Missingness is said to occur completely at random if Rk is stochastically independent of the

relevant survey variables. For example, if unit nonresponse in a survey of production is being considered, this condition would imply that businesses with low levels of production would

be as likely to respond as businesses with high levels of production. This condition is a very strong one and may arise only rarely in practice.

Missingness is said to occur at random given an auxiliary variable (or variables) xk if Rk is

conditionally independent of relevant survey variables given the values of xk. Suppose, for

example, that xk is a measure of size, such as employment or turnover, available on the frame.

In a survey of production, nonresponse would occur at random given the size variable if nonresponse is unrelated to production amongst firms of any given size. The distribution of nonresponse could vary, however, between firms of different sizes. This assumption is generally less stringent than the assumption that data are missing completely at random. It is also an assumption which underlies many adjustment methods by judicious choice of measured auxiliary variables.

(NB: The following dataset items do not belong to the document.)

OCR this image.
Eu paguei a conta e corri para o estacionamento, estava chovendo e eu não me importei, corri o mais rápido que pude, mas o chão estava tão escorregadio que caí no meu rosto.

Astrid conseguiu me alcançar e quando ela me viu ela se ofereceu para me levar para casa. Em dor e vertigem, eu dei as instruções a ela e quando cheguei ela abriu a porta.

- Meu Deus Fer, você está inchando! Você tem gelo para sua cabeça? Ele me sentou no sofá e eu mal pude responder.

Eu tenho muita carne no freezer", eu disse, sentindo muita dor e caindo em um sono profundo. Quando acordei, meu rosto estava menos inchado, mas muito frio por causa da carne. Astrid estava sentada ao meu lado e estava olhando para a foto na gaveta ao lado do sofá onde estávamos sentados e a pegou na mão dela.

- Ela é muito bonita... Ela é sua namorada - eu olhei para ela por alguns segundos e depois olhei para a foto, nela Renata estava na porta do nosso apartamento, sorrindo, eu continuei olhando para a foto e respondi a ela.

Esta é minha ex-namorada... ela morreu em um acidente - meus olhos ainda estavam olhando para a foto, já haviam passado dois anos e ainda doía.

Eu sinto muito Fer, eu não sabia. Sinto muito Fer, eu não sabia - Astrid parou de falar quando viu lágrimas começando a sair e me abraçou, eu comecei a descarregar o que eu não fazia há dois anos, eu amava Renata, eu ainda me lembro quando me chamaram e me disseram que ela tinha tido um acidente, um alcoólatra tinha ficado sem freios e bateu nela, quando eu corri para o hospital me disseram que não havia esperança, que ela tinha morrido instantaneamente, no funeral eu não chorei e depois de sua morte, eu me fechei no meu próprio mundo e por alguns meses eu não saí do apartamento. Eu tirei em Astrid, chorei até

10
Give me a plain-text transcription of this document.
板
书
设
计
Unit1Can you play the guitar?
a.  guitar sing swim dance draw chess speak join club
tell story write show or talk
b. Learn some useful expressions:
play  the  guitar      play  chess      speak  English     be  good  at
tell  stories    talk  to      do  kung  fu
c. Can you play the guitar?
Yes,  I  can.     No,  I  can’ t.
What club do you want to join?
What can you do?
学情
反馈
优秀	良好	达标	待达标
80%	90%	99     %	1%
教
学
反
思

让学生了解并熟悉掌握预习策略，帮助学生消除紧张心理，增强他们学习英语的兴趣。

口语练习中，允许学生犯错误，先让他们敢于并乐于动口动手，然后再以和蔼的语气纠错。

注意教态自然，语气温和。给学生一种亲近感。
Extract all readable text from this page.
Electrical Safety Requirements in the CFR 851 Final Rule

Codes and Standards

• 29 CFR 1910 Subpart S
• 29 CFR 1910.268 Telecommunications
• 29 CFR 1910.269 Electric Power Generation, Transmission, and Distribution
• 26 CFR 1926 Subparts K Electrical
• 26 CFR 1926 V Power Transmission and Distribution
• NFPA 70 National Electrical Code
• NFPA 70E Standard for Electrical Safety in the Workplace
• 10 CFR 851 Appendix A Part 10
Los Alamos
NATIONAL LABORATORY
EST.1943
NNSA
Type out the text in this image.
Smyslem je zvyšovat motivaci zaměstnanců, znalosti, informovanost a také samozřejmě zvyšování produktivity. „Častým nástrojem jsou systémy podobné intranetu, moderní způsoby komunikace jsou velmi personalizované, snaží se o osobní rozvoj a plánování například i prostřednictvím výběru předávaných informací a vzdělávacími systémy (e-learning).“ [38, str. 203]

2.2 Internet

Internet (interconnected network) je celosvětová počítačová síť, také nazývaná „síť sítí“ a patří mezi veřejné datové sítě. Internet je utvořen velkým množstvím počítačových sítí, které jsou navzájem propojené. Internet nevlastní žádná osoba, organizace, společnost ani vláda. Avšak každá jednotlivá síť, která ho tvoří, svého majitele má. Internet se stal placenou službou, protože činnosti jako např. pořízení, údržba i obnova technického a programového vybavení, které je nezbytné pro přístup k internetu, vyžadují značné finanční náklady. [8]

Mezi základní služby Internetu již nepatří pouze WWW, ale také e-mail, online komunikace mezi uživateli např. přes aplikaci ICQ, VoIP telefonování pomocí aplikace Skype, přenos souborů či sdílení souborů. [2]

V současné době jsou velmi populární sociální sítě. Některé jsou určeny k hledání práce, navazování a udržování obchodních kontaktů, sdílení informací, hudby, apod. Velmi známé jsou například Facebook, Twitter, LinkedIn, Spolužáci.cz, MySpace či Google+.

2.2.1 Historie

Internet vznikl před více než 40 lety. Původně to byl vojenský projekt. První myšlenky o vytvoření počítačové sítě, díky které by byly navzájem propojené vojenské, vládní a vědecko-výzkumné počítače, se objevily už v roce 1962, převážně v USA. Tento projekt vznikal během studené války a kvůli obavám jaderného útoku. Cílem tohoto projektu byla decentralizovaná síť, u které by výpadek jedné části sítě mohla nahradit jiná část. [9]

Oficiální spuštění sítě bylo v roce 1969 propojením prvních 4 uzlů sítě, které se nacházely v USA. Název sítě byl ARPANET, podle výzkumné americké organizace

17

A missing data mechanism which does not occur at random given available auxiliary variables is said to be informative or non-ignorable in relation to the relevant survey variables. Consider, for example, item nonresponse on a complex variable, for which the higher the value of the variable, the more work will tend to be required of a business of a given size to retrieve the information. In such circumstances, it may be that even after controlling for measurable factors, such as size of the business, the rate of item nonresponse tends to increase as the value of the variable increases. Item nonresponse on this variable would therefore be informative in relation to this variable.